Cela implique notamment que les dirigeants exercent leurs fonctions à titre bénévole, qu’aucune distribution directe ou indirecte de bénéfices ne soit opérée et qu’aucun avantage personnel ne soit accordé. Si l’un de ces critères fait défaut, l’association entre dans le champ de l’IS, même si son activité est à vocation sociale, éducative ou culturelle.
La gestion désintéressée constitue la condition centrale permettant aux associations d’échapper aux impôts commerciaux. L’article 261 du CGI précise que les dirigeants doivent exercer à titre bénévole, sans intérêt direct ou indirect dans les résultats de l’organisme. Le juge prend en compte l’ensemble des éléments : rémunérations non déclarées, avantages en nature (logement, véhicule, frais divers), remboursements injustifiés, ou encore relations privilégiées avec des sociétés dans lesquelles les dirigeants détiennent des intérêts.
Dès lors que le dirigeant de droit ou de fait bénéficie d’avantages personnels financés par l’association, la gestion n’est plus considérée comme désintéressée. La jurisprudence de 2025 illustre parfaitement cette approche.
Oui. Les avantages en nature constituent un élément décisif dans l’analyse du caractère désintéressé de la gestion. L’article 54 bis du CGI impose aux organismes de comptabiliser explicitement la nature et la valeur de tout avantage accordé. À défaut, ces avantages sont qualifiés d’avantages occultes et réintégrés dans le résultat imposable.
Lorsque les avantages profitent au dirigeant (logement personnel, véhicule utilisé le soir et le week-end, remboursement de dépenses non professionnelles), l’association est considérée comme ayant une gestion intéressée. Elle devient donc passible de l’impôt sur les sociétés, comme l’a confirmé la CAA de Marseille dans l’arrêt du 30 janvier 2025.
Le dirigeant de droit est celui qui détient formellement les fonctions de direction, généralement désigné par les statuts ou par l’assemblée générale. Le dirigeant de fait, lui, est la personne qui exerce en pratique les pouvoirs de gestion, sans être officiellement nommée.
En fiscalité, la distinction importe peu : ce qui prime est le rôle effectif dans la gestion. Si un dirigeant de fait perçoit des rémunérations ou bénéficie d’avantages financés par l’association, la gestion perd son caractère désintéressé. Le juge administratif retient une analyse concrète des faits et peut requalifier la situation, comme l’a démontré l’affaire de l’École Nationale des Scaphandriers. L’association devient alors imposable à l’IS, indépendamment de l’absence de mandat officiel.

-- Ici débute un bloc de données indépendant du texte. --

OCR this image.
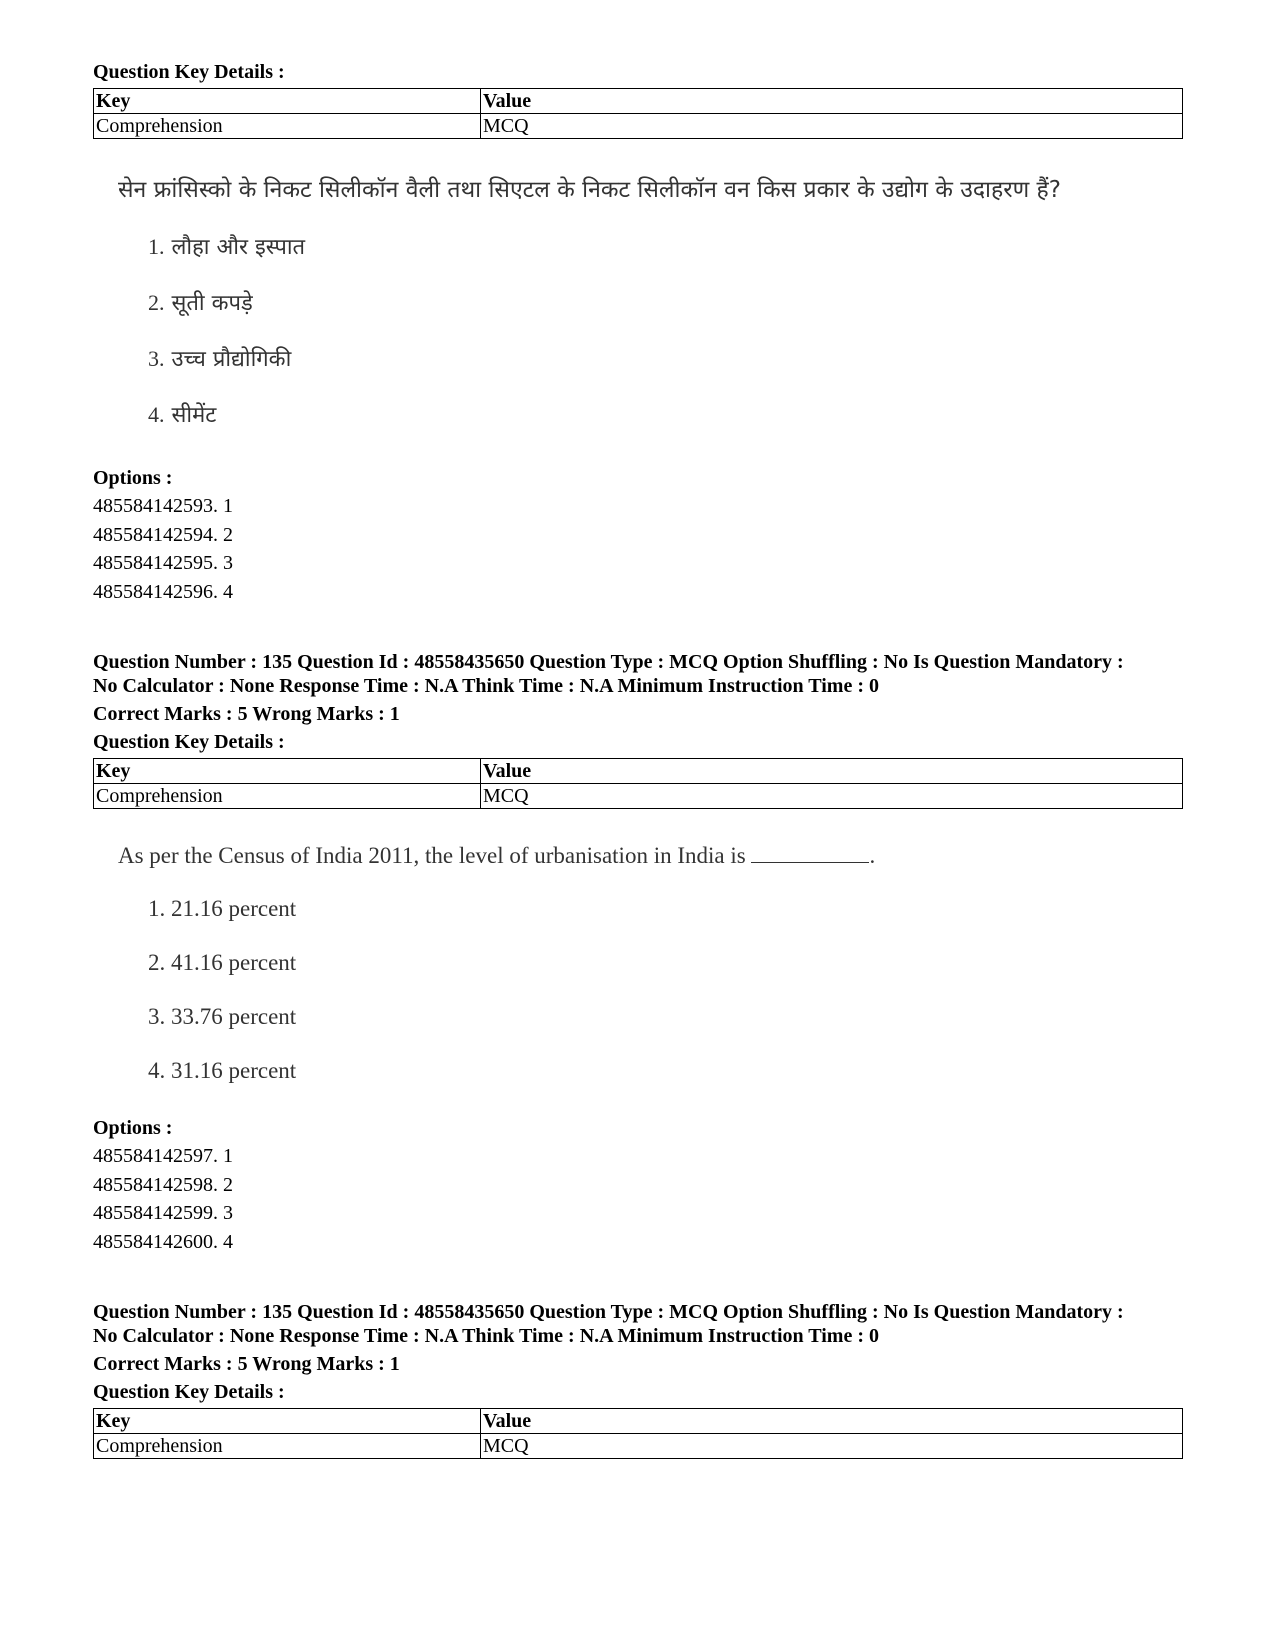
Question Key Details :
Key	Value
Comprehension	MCQ
सेन फ्रांसिस्को के निकट सिलीकॉन वैली तथा सिएटल के निकट सिलीकॉन वन किस प्रकार के उद्योग के उदाहरण हैं?
1. लौहा और इस्पात
2. सूती कपड़े
3. उच्च प्रौद्योगिकी
4. सीमेंट
Options :
485584142593. 1
485584142594. 2
485584142595. 3
485584142596. 4
Question Number : 135 Question Id : 48558435650 Question Type : MCQ Option Shuffling : No Is Question Mandatory :
No Calculator : None Response Time : N.A Think Time : N.A Minimum Instruction Time : 0
Correct Marks : 5 Wrong Marks : 1
Question Key Details :
Key	Value
Comprehension	MCQ
As per the Census of India 2011, the level of urbanisation in India is	.
1. 21.16 percent
2. 41.16 percent
3. 33.76 percent
4. 31.16 percent
Options :
485584142597. 1
485584142598. 2
485584142599. 3
485584142600. 4
Question Number : 135 Question Id : 48558435650 Question Type : MCQ Option Shuffling : No Is Question Mandatory :
No Calculator : None Response Time : N.A Think Time : N.A Minimum Instruction Time : 0
Correct Marks : 5 Wrong Marks : 1
Question Key Details :
Key	Value
Comprehension	MCQ
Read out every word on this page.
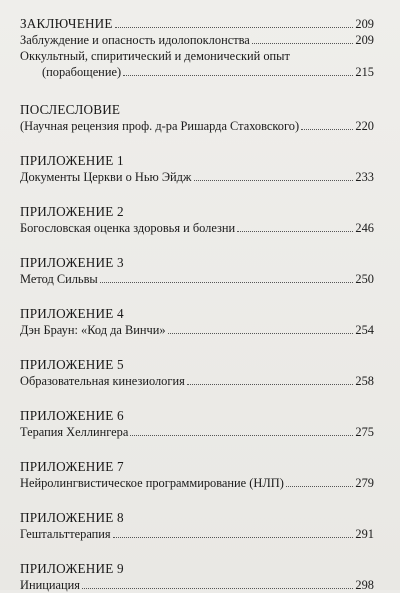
ЗАКЛЮЧЕНИЕ	209
Заблуждение и опасность идолопоклонства	209
Оккультный, спиритический и демонический опыт
(порабощение)	215
ПОСЛЕСЛОВИЕ
(Научная рецензия проф. д-ра Ришарда Стаховского)	220
ПРИЛОЖЕНИЕ 1
Документы Церкви о Нью Эйдж	233
ПРИЛОЖЕНИЕ 2
Богословская оценка здоровья и болезни	246
ПРИЛОЖЕНИЕ 3
Метод Сильвы	250
ПРИЛОЖЕНИЕ 4
Дэн Браун: «Код да Винчи»	254
ПРИЛОЖЕНИЕ 5
Образовательная кинезиология	258
ПРИЛОЖЕНИЕ 6
Терапия Хеллингера	275
ПРИЛОЖЕНИЕ 7
Нейролингвистическое программирование (НЛП)	279
ПРИЛОЖЕНИЕ 8
Гештальттерапия	291
ПРИЛОЖЕНИЕ 9
Инициация	298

Les risques sont multiples et souvent lourds. D’abord, l’association peut être requalifiée en organisme à but lucratif, entraînant son assujettissement immédiat à l’impôt sur les sociétés, à la TVA et, dans certains cas, à d’autres taxes fiscales. Ensuite, les dépenses injustifiées ou non documentées peuvent être réintégrées dans le résultat imposable, augmentant mécaniquement le montant des rappels.
En outre, l’administration peut appliquer des majorations pour manquement délibéré (40 %), comme prévu par l’article 1729 du CGI, si elle estime que l’association ne pouvait ignorer l’irrégularité de sa gestion. Enfin, les dirigeants peuvent être exposés à des redressements personnels en cas d’avantages occultes ou de distributions déguisées.